Kedi Screen 80 of 11 reviews

Kedi

2016

Kedi Poster
  • A man explains that taking care of abandoned cats has helped him recover from a nervous breakdown, and many others speak of a special connection to God through their companions. At once down to earth and spiritual, Kedi both pays tribute to and goes beyond the cultural specificity of its setting, reaching a more universal conclusion about how powerfully salutary the coexistence of man and nature can be.

  • Caring for one another and caring for animals may seem like a small thing, but Torun's affectionate portrait of these cats—and the people who love them—makes it seem like the most important thing in the world. A restaurant owner keeps a tip jar on the counter, and the money goes into a fund for vet visits for the cats who hang around outside. Imagine that. Torun combines her up-close-and-personal footage of the cats with transcendent drone shots of Istanbul in all its moods and weather.

  • “Kedi” (“Feline”), a frequently enchanting documentary directed by Ceyda Torun, showcases some of these feline personalities and the humans who look after them... The movie is replete with ingeniously constructed mini-narratives, including a turf war. The mesmerizing score by Kira Fontana, interspersed with well-chosen Turkish pop, is a real asset.

  • Considering Turkey’s political crises and ongoing crackdowns against terrorism, the film’s exclusive positivity feels naïve at times. Yet this very lightness provides a meaningful respite from the wave of darkness currently washing over the globe. While not entirely substantive, it offers a crucial reminder that reciprocity comes in all shapes and sizes, putting a breezy new spin on give and take.

  • Torun has mostly drawn her methods from the sorts of "day in the life of your cat" nature shows you find on Animal Planet, combined with the unexpected rigor of a city-symphony. This dual-approach allows her to cheat a bit, focusing on specific cats in a way that personifies them. But then again, this seems to be somewhat true to the experience of the people of Istanbul themselves, who develop relationships with particular animals when human and feline territory happens to intersect.

  • If “Make America Kittens”—the Chrome extension that instantly replaces Donald Trump’s face with images of adorable cats—no longer blots out the horror, try Kedi, a celebration of the felines of Istanbul and the humans who nurture or, at the very least, appreciate living among them. Never cute, this documentary about the interspecies bonding that defines daily life in Istanbul’s old town is as resourceful, agile, and scruffily seductive as its seven feline stars and supporting cast of hundreds.

  • The cats themselves don’t do anything that would go particularly viral if made into a .gif or Vine (RIP), though they chase mice and arch backs at one another and climb trees and basically act like cats, which is fine, I guess, especially if you like cats. But most of all Kedi shows us the life of an urban environment through the varied people who engage with its unique version of the commons.

  • There is a part of me that wishes Kedi had more context, that it further clarified and spelled out some of the threats facing this beautiful city and its people. But in its own pleasantly dreamy and lilting way, the film embodies what it preaches: As life gets rougher, people endure not by hardening themselves even further, but by continuing to find the freedom to be kind. In Istanbul, the chaos never really stops. Kedi slyly reminds us that the humanity, too, has always been there.
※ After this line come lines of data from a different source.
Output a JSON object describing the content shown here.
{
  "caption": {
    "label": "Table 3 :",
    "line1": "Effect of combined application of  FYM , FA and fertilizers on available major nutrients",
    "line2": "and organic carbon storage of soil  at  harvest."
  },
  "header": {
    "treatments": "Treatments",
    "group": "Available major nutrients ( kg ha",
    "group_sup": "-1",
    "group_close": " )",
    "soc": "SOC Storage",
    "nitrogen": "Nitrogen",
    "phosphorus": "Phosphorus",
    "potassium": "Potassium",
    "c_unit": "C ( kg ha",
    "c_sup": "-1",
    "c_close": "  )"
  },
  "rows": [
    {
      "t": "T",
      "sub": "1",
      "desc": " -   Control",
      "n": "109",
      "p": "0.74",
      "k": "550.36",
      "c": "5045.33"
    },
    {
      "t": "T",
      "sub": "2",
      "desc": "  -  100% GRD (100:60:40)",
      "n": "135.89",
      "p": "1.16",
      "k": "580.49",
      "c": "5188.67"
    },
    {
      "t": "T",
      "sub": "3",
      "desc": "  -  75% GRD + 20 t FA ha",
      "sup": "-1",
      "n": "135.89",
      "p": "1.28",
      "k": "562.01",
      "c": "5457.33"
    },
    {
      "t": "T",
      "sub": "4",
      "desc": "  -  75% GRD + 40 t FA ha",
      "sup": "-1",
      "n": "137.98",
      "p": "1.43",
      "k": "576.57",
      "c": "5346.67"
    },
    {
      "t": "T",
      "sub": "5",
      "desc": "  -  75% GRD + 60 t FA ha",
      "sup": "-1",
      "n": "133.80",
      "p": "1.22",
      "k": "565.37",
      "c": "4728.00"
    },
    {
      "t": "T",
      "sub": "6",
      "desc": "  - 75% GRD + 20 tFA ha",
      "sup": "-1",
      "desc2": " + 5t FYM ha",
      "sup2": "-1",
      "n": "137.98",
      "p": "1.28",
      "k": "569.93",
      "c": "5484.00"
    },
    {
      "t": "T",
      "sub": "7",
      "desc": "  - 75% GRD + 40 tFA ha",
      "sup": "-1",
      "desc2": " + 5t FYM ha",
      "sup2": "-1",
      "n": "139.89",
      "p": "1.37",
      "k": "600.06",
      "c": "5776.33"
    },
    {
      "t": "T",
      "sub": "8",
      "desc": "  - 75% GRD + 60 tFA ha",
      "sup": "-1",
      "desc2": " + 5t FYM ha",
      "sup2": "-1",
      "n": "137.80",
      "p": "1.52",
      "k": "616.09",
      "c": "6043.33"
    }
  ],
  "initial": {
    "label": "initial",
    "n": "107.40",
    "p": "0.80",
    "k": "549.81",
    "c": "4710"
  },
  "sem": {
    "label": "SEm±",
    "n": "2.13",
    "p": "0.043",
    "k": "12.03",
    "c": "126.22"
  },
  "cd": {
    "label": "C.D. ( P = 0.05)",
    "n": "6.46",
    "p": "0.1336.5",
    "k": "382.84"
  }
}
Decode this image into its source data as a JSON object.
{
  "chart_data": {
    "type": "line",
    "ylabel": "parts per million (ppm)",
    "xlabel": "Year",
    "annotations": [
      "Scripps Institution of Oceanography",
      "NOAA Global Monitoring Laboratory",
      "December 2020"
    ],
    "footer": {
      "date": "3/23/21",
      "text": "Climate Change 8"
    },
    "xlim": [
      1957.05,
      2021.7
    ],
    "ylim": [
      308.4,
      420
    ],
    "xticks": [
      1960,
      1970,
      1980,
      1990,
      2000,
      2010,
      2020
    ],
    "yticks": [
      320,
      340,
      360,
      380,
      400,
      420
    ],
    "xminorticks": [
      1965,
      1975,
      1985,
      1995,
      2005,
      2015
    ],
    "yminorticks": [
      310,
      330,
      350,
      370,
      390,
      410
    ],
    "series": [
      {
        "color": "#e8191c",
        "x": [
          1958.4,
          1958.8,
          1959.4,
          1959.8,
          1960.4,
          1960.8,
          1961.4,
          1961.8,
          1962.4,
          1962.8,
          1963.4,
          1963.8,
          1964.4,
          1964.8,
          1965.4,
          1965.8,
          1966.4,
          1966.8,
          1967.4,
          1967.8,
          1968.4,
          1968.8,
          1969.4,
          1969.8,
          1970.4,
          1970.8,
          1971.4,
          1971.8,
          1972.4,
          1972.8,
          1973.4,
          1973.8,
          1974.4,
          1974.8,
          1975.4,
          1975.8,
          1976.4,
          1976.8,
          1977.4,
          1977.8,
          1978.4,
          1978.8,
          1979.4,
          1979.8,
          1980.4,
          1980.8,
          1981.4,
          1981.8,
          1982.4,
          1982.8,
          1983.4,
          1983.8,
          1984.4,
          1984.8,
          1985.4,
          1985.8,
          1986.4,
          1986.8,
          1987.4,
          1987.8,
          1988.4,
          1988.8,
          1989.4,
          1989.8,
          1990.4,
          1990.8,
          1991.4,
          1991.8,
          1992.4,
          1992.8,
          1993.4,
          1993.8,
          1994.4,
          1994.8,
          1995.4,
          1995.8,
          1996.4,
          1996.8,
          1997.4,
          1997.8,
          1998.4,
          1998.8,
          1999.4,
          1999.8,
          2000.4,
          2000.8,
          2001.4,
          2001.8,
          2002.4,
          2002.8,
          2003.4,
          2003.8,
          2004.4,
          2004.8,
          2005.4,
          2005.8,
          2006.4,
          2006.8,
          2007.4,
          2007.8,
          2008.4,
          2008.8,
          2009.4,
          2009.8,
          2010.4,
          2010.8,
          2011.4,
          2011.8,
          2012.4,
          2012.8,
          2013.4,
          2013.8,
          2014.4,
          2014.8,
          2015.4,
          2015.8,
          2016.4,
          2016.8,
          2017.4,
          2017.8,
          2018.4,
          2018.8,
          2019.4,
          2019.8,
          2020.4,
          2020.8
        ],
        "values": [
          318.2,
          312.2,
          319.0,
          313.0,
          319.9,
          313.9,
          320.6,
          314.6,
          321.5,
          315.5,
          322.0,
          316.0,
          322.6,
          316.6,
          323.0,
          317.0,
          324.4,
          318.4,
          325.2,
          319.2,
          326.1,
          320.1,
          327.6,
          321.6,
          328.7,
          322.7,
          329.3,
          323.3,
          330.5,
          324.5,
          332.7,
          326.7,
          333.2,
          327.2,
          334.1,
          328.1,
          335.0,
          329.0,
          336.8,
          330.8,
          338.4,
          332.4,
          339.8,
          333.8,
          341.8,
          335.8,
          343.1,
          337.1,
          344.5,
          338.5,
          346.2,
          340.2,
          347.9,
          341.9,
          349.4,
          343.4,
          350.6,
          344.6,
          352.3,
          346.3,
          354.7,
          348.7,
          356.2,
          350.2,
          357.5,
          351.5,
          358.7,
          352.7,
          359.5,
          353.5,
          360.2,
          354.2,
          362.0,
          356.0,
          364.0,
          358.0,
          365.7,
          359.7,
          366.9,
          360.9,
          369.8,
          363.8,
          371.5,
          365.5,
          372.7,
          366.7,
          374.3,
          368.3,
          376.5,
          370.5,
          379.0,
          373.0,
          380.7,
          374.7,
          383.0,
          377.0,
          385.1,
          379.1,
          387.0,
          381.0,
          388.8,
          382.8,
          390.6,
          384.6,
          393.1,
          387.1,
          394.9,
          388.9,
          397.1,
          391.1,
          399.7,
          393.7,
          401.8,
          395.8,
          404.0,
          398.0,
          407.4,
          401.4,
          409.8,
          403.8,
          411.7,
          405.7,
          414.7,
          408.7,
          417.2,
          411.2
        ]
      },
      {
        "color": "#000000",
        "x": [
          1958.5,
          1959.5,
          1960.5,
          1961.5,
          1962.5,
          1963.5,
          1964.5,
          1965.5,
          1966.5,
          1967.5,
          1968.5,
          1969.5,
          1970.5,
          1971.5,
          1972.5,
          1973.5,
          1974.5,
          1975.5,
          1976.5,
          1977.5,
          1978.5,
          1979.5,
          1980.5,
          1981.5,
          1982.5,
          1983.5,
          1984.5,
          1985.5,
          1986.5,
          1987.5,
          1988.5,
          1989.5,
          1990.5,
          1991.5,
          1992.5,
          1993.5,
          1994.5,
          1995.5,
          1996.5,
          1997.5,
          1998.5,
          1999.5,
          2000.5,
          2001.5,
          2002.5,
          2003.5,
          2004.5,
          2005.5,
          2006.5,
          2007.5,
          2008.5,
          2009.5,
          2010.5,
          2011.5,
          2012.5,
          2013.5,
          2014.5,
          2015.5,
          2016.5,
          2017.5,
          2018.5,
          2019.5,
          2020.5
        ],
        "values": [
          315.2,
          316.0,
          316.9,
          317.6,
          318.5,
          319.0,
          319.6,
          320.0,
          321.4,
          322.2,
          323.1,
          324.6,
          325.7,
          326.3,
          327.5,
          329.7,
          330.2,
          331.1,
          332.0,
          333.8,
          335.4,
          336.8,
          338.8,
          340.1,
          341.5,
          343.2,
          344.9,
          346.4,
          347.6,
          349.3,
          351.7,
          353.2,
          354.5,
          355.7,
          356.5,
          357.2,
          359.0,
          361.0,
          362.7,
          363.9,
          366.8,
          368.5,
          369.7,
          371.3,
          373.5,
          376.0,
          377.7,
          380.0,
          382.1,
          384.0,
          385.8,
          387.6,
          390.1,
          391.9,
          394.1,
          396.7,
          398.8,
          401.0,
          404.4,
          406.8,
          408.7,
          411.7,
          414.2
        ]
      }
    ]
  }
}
  • While Torun sometimes indulges in this sort of slightly New Age-y mysticism, Kedi is at its best when she focuses on simple on-the-ground observation: street-level portraits and lingering close-ups. Torun approaches her subjects with a measure of whimsy and admiration that respects these animals without rendering them mere icons.

  • My documentary viewing schedule did allow for a light interlude: the intriguing, charming, and socially relevant Kedi... The film’s technical achievement looms large as cinematographers and would-be wranglers Charlie Wuppermann and Alp Korfali expertly deploy Handycam rigs to truck along with the feline adventurers at more or less cat’s-eye level as, for instance, they navigate the obstacle course of human feet and legs in a busy market.

  • Several people talk frankly about having felt broken in some way, and about how taking care of homeless cats feels redemptive... Kedi doesn’t emphasize this element as much as it might have—a sizable chunk of the film resembles cat videos one can find all over the place (apart from having been shot with better equipment). When it uses cats as a stealthy means to investigate the human heart, however, it unsheathes its claws.